A motorist in Phnom Penh’s Dangkor district yesterday passes by a Cambodia National Rescue Party signboard that conforms to controversial amendments to the Law on Political Parties.
A motorist in Phnom Penh’s Dangkor district yesterday passes by a Cambodia National Rescue Party signboard that conforms to controversial amendments to the Law on Political Parties. Pha Lina

A sign of the times: CNRP begins removing placards featuring Rainsy

The CNRP has begun replacing its signage around the nation with new boards that display only the party’s rising sun logo, officials said yesterday, a change necessitated by amendments banning the use of former opposition leader Sam Rainsy’s image that are expected to pass the Senate today.
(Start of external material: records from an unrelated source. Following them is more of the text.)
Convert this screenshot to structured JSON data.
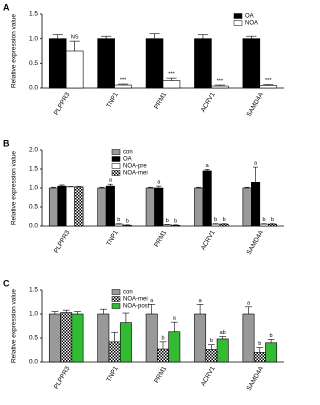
{
  "chart_data": [
    {
      "type": "bar",
      "panel": "A",
      "ylabel": "Relative expression value",
      "categories": [
        "PLPPR3",
        "TNP1",
        "PRM1",
        "ACRV1",
        "SAMD4A"
      ],
      "series": [
        {
          "name": "OA",
          "color": "#000000",
          "values": [
            1.0,
            1.0,
            1.0,
            1.0,
            1.0
          ],
          "errors": [
            0.08,
            0.05,
            0.1,
            0.08,
            0.05
          ]
        },
        {
          "name": "NOA",
          "color": "#ffffff",
          "values": [
            0.75,
            0.06,
            0.15,
            0.04,
            0.05
          ],
          "errors": [
            0.2,
            0.02,
            0.05,
            0.02,
            0.02
          ],
          "annotations": [
            "NS",
            "***",
            "***",
            "***",
            "***"
          ]
        }
      ],
      "ylim": [
        0,
        1.5
      ],
      "yticks": [
        {
          "value": 0,
          "label": "0.0"
        },
        {
          "value": 0.5,
          "label": "0.5"
        },
        {
          "value": 1,
          "label": "1.0"
        },
        {
          "value": 1.5,
          "label": "1.5"
        }
      ],
      "legend": "upper right"
    },
    {
      "type": "bar",
      "panel": "B",
      "ylabel": "Relative expression value",
      "categories": [
        "PLPPR3",
        "TNP1",
        "PRM1",
        "ACRV1",
        "SAMD4A"
      ],
      "series": [
        {
          "name": "con",
          "color": "#999999",
          "values": [
            1.0,
            1.0,
            1.0,
            1.0,
            1.0
          ],
          "errors": [
            0.02,
            0.02,
            0.02,
            0.02,
            0.02
          ]
        },
        {
          "name": "OA",
          "color": "#000000",
          "values": [
            1.05,
            1.05,
            1.0,
            1.45,
            1.15
          ],
          "errors": [
            0.03,
            0.05,
            0.05,
            0.04,
            0.4
          ],
          "annotations": [
            null,
            "a",
            "a",
            "a",
            "a"
          ]
        },
        {
          "name": "NOA-pre",
          "color": "#ffffff",
          "values": [
            1.03,
            0.05,
            0.03,
            0.05,
            0.05
          ],
          "errors": [
            0.01,
            0.01,
            0.01,
            0.01,
            0.01
          ],
          "annotations": [
            null,
            "b",
            "b",
            "b",
            "b"
          ]
        },
        {
          "name": "NOA-mei",
          "color": "#000000",
          "pattern": "checker",
          "values": [
            1.03,
            0.02,
            0.02,
            0.05,
            0.05
          ],
          "errors": [
            0.01,
            0.01,
            0.01,
            0.01,
            0.01
          ],
          "annotations": [
            null,
            "b",
            "b",
            "b",
            "b"
          ]
        }
      ],
      "ylim": [
        0,
        2
      ],
      "yticks": [
        {
          "value": 0,
          "label": "0.0"
        },
        {
          "value": 0.5,
          "label": "0.5"
        },
        {
          "value": 1,
          "label": "1.0"
        },
        {
          "value": 1.5,
          "label": "1.5"
        },
        {
          "value": 2,
          "label": "2.0"
        }
      ],
      "legend": "upper left"
    },
    {
      "type": "bar",
      "panel": "C",
      "ylabel": "Relative expression value",
      "categories": [
        "PLPPR3",
        "TNP1",
        "PRM1",
        "ACRV1",
        "SAMD4A"
      ],
      "series": [
        {
          "name": "con",
          "color": "#999999",
          "values": [
            1.0,
            1.0,
            1.0,
            1.0,
            1.0
          ],
          "errors": [
            0.05,
            0.1,
            0.2,
            0.2,
            0.15
          ],
          "annotations": [
            null,
            null,
            "a",
            "a",
            "a"
          ]
        },
        {
          "name": "NOA-mei",
          "color": "#000000",
          "pattern": "checker",
          "values": [
            1.03,
            0.42,
            0.27,
            0.26,
            0.2
          ],
          "errors": [
            0.05,
            0.2,
            0.15,
            0.1,
            0.1
          ],
          "annotations": [
            null,
            null,
            "b",
            "b",
            "b"
          ]
        },
        {
          "name": "NOA-post",
          "color": "#33bb33",
          "values": [
            1.0,
            0.82,
            0.63,
            0.48,
            0.4
          ],
          "errors": [
            0.05,
            0.2,
            0.2,
            0.05,
            0.07
          ],
          "annotations": [
            null,
            null,
            "a",
            "ab",
            "b"
          ]
        }
      ],
      "ylim": [
        0,
        1.5
      ],
      "yticks": [
        {
          "value": 0,
          "label": "0.0"
        },
        {
          "value": 0.5,
          "label": "0.5"
        },
        {
          "value": 1,
          "label": "1.0"
        },
        {
          "value": 1.5,
          "label": "1.5"
        }
      ],
      "legend": "upper left"
    }
  ]
}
Placards featuring founding Cambodia National Rescue Party leader Sam Rainsy and his former deputy and current party leader Kem Sokha clasping hands alongside the logo have been on display ever since shortly after the two leaders merged their parties to form the CNRP five years ago yesterday.

However, the ruling Cambodian People’s Party last week passed new changes to the Law on Political Parties through the National Assembly that would allow for the forced dissolution of any party that uses the image, voice or written materials of a convicted criminal.

Rainsy currently lives in self-exile in Paris to avoid more than two decades’ worth of prison time across a slew of convictions for defamation and “incitement”, and CNRP Treasurer Ky Wandara said the party was preparing to replace its signage to remove images of both him and Sokha.

“We will put the logo of the party, the sun, because if we put the images of our leaders it’s normal that those who know they will lose would follow and provoke us, so it’s not complicated – to have a future, we have to put the logo of the sun,” Wandara said.

Wandara said that he did not know how much the operation would cost in total because the CNRP’s provincial committees were responsible for putting up promotional signage and some provinces had more – and differently sized – placards than other provinces.

However, he said the party placards that dot the countryside typically cost $2 per square metre to produce.

CNRP lawmaker Kimsour Phirith said the operation to replace the placards had only just begun, but would go into full swing once the changes become official.

“We have already thought about and prepared for this change because we know that with this law they have the intention for us to remove [Rainsy’s image from placards], otherwise they will dissolve our party,” Phirith said.

Yet CPP spokesman Suos Yara said the ruling party had no intention to dissolve the party under the new changes, which were ordered by Prime Minister Hun Sen last month.

“There are no problems to be concerned about any further. The important thing is that they respect the nation’s laws and they join to contest [in politics] freely and justly,” Yara said.

The CNRP was founded during a meeting in the Philippines in July 2012 between Rainsy and Sokha, about a month after their competing parties – which had long bickered over strategy and leadership – were devastated by the CPP at the commune elections.

The newly formed party came within seven seats of winning the disputed 2013 national election and is expected to mount the most serious challenge to Hun Sen’s hold on power in Cambodia in more than two decades at the next national election, which is scheduled for July 2018.

Chan Vibol, a political science lecturer and consultant, said the CNRP was being inadvertently forced into a useful symbolic shift away from personality politics in its party placards – a change that was unlikely to damage the party since much of its support was based on its message anyway.

“The CNRP’s popularity is not because of the images of Sam Rainsy and Kem Sokha, but it depends on the acts of the CNRP in its campaigning. I think that any decision not to put up the images of the leaders is a good idea”, Vibol said.

“In general, they should not put up the images of the leaders, because a party does not belong to its leaders, it’s a party serving the national interest.”